Zwei Vollwaisen nach Kirgisien abgeschoben. Anwalt: „Schlichtweg inhuman“. Pro-Asyl: „Staatliche Aussetzung von Minderjährigen“. Staatsanwaltschaft ermittelt wegen Übergriffen von BGS-Beamten bei letztem Abschiebeversuch

Beim dritten Mal hob das Flugzeug ab: Der kurz vor Weihnachten während eines gescheiterten Abschiebeversuchs von BGS-Beamten misshandelte 17-jährige Kirgise Holsat und sein 18-jähriger Bruder Suchlan sind gestern in ihr Heimatland abgeschoben worden.
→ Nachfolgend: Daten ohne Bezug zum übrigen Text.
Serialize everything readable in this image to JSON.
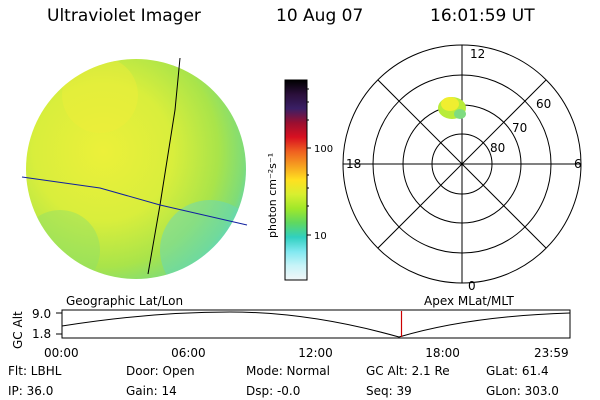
{
  "header": {
    "instrument": "Ultraviolet Imager",
    "date": "10 Aug 07",
    "time": "16:01:59 UT"
  },
  "colorbar": {
    "label": "photon cm⁻²s⁻¹",
    "tick_labels": [
      "100",
      "10"
    ],
    "colors": [
      "#000000",
      "#2a0f3a",
      "#3a1f66",
      "#9a0f30",
      "#d81020",
      "#ef6020",
      "#f6a020",
      "#ffe020",
      "#d8ef30",
      "#a0e82a",
      "#5fd860",
      "#30d0c0",
      "#80e8f0",
      "#c8f4f8",
      "#f2f6f8"
    ]
  },
  "left_panel": {
    "label": "Geographic Lat/Lon"
  },
  "right_panel": {
    "label": "Apex  MLat/MLT",
    "mlt_labels": [
      "12",
      "18",
      "6",
      "0"
    ],
    "mlat_labels": [
      "60",
      "70",
      "80"
    ]
  },
  "timeline": {
    "y_label": "GC Alt",
    "y_ticks": [
      "9.0",
      "1.8"
    ],
    "x_ticks": [
      "00:00",
      "06:00",
      "12:00",
      "18:00",
      "23:59"
    ],
    "marker_time_hours": 16.03,
    "marker_color": "#cc0000"
  },
  "info": {
    "flt": "Flt: LBHL",
    "door": "Door: Open",
    "mode": "Mode: Normal",
    "gc_alt": "GC Alt: 2.1 Re",
    "glat": "GLat: 61.4",
    "ip": "IP: 36.0",
    "gain": "Gain: 14",
    "dsp": "Dsp:   -0.0",
    "seq": "Seq: 39",
    "glon": "GLon: 303.0"
  }
}
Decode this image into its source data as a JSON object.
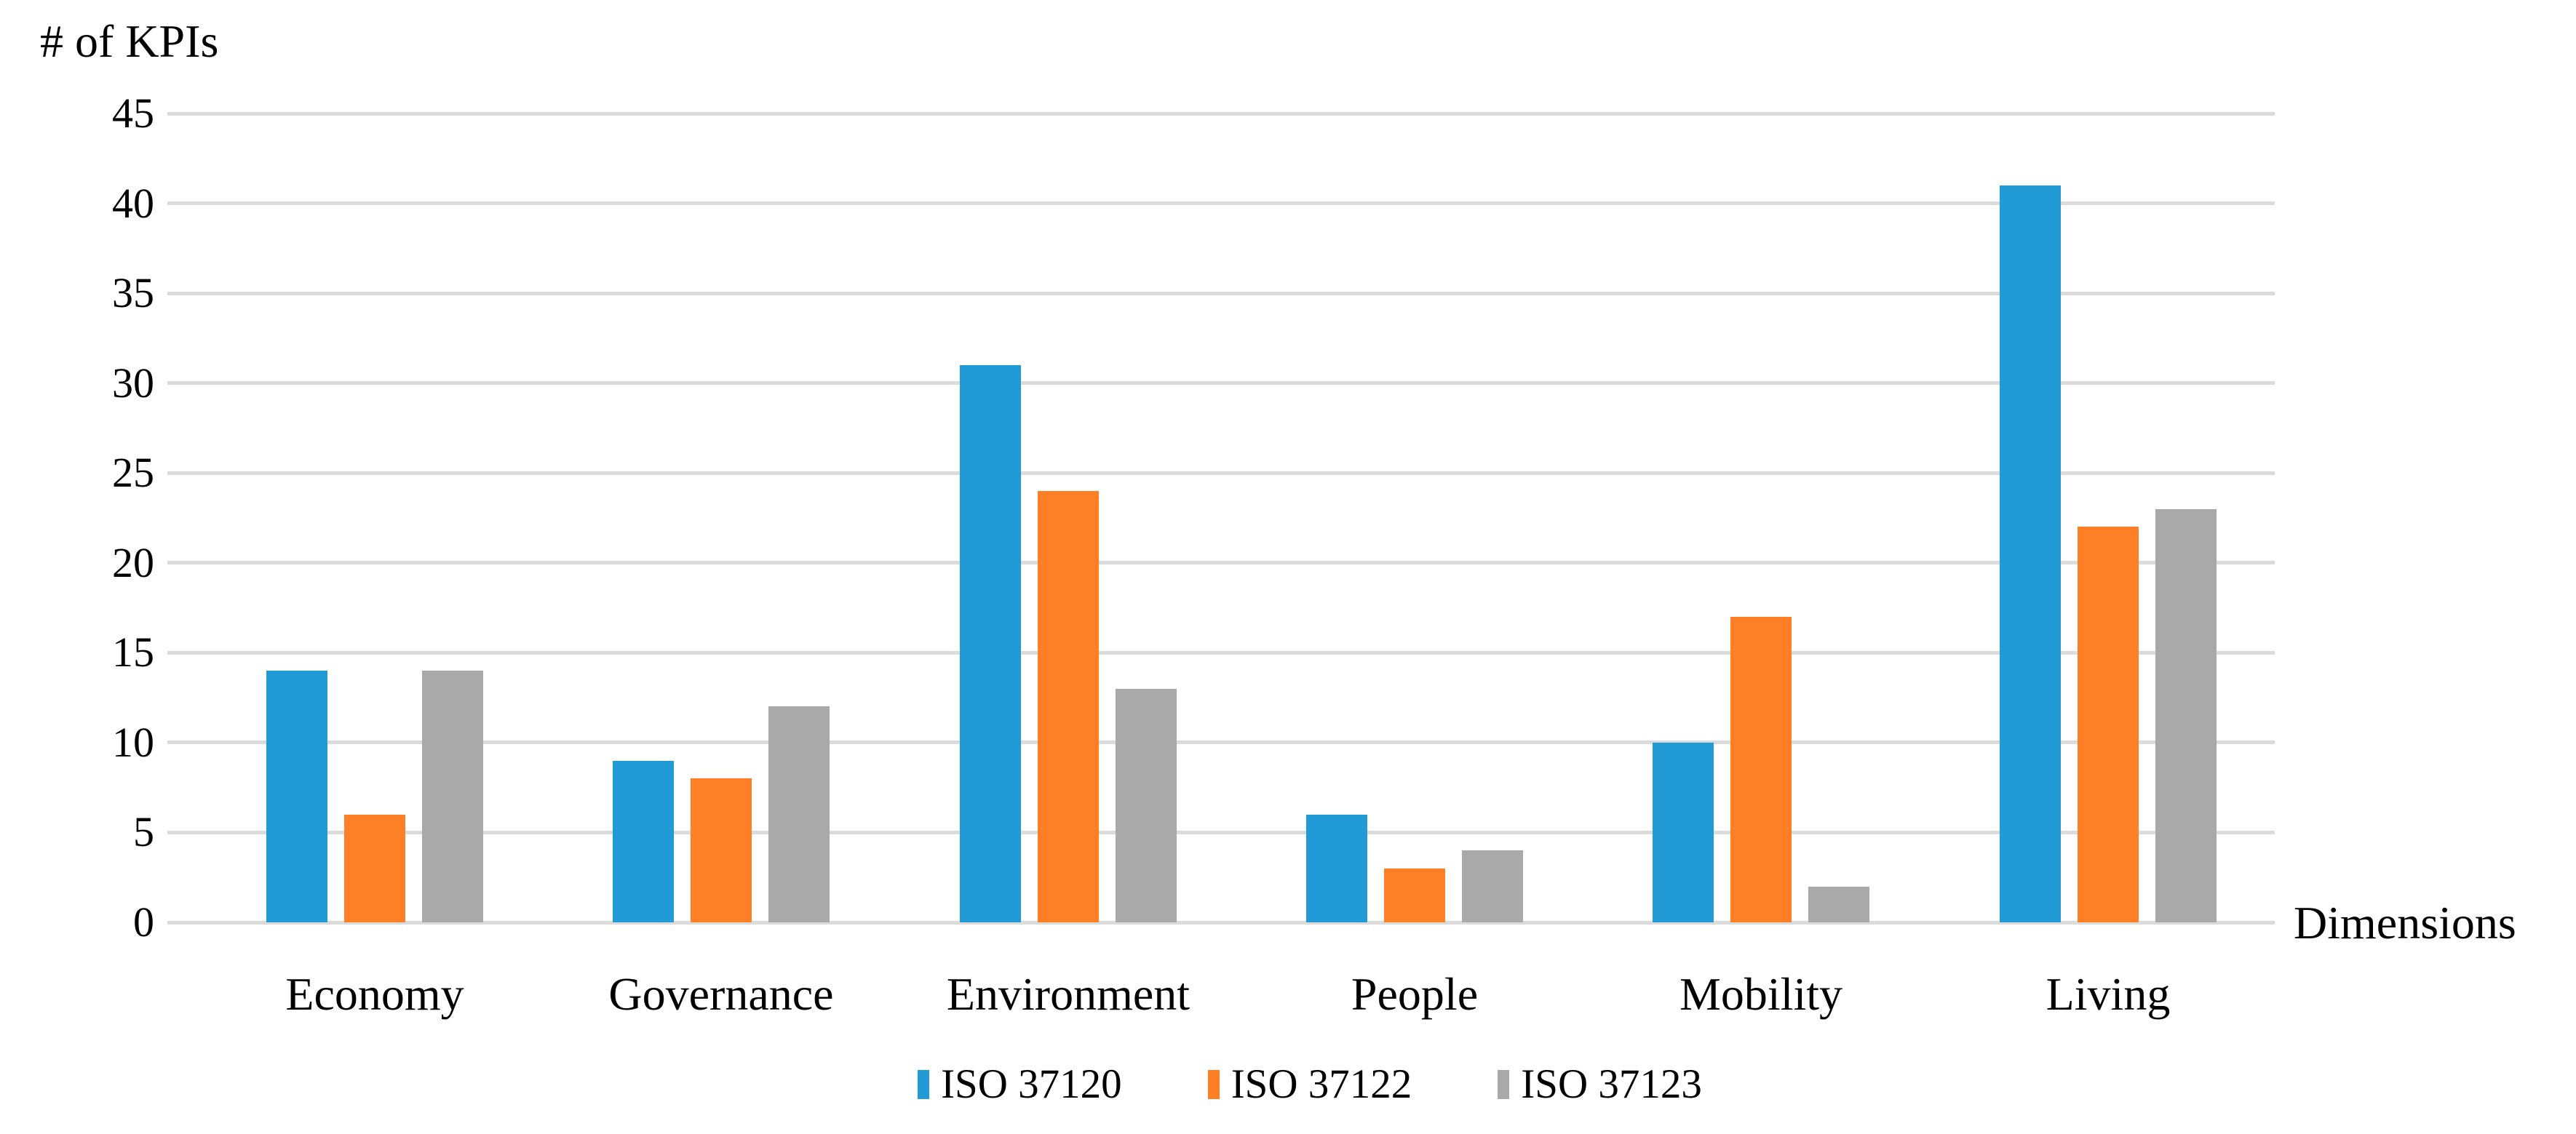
{
  "chart_data": {
    "type": "bar",
    "title": "",
    "ylabel": "# of KPIs",
    "xlabel": "Dimensions",
    "ylim": [
      0,
      45
    ],
    "ytick_step": 5,
    "yticks": [
      45,
      40,
      35,
      30,
      25,
      20,
      15,
      10,
      5,
      0
    ],
    "grid": true,
    "legend_position": "bottom-center",
    "categories": [
      "Economy",
      "Governance",
      "Environment",
      "People",
      "Mobility",
      "Living"
    ],
    "series": [
      {
        "name": "ISO 37120",
        "color": "#219AD6",
        "values": [
          14,
          9,
          31,
          6,
          10,
          41
        ]
      },
      {
        "name": "ISO 37122",
        "color": "#FF7F27",
        "values": [
          6,
          8,
          24,
          3,
          17,
          22
        ]
      },
      {
        "name": "ISO 37123",
        "color": "#A9A9A9",
        "values": [
          14,
          12,
          13,
          4,
          2,
          23
        ]
      }
    ]
  },
  "colors": {
    "gridline": "#dbdbdb",
    "text": "#000000",
    "background": "#ffffff"
  }
}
Die Maschine mit den beiden Vollwaisen startete um 10 Uhr morgens von Schönefeld Richtung Moskau. Von dort sollte es in Begleitung von BGS-Beamten in die kirgisische Hauptstadt Bischkek weitergehen. Dort herrscht zurzeit tiefster Winter.

Die Abschiebung sei „schlichtweg inhuman“, so Anwalt Ronald Reimann. Die Brüder hätten in Kirgisien keine Angehörigen. Auch gebe es dort keine staatliche Einrichtung, in der sie unterkommen können. Der Sprecher von Pro-Asyl, Heiko Kauffmann, sprach von „staatlicher Aussetzung von Minderjährigen“. Im Gegensatz zu den vorherigen Malen hatten sich diesmal weder Holsat noch sein älter Bruder gegen die Abschiebung gewehrt. Das teilte zumindest Flughafenpfarrer Gottfried Kraatz dem evangelischen Pressedienst epd mit. Der Asylantrag der beiden Waisen, die sich laut ihrem Anwalt in Kirgisien als Tagelöhner in der Landwirtschaft verdingt hatten, war im vergangenen Juli rechtskräftig abgelehnt worden. Danach saßen beide in Köpenick in Abschiebehaft. Im September wurde der jüngere Holsat entlassen, weil Minderjährige nicht länger als drei Monate in dem Knast zubringen dürfen.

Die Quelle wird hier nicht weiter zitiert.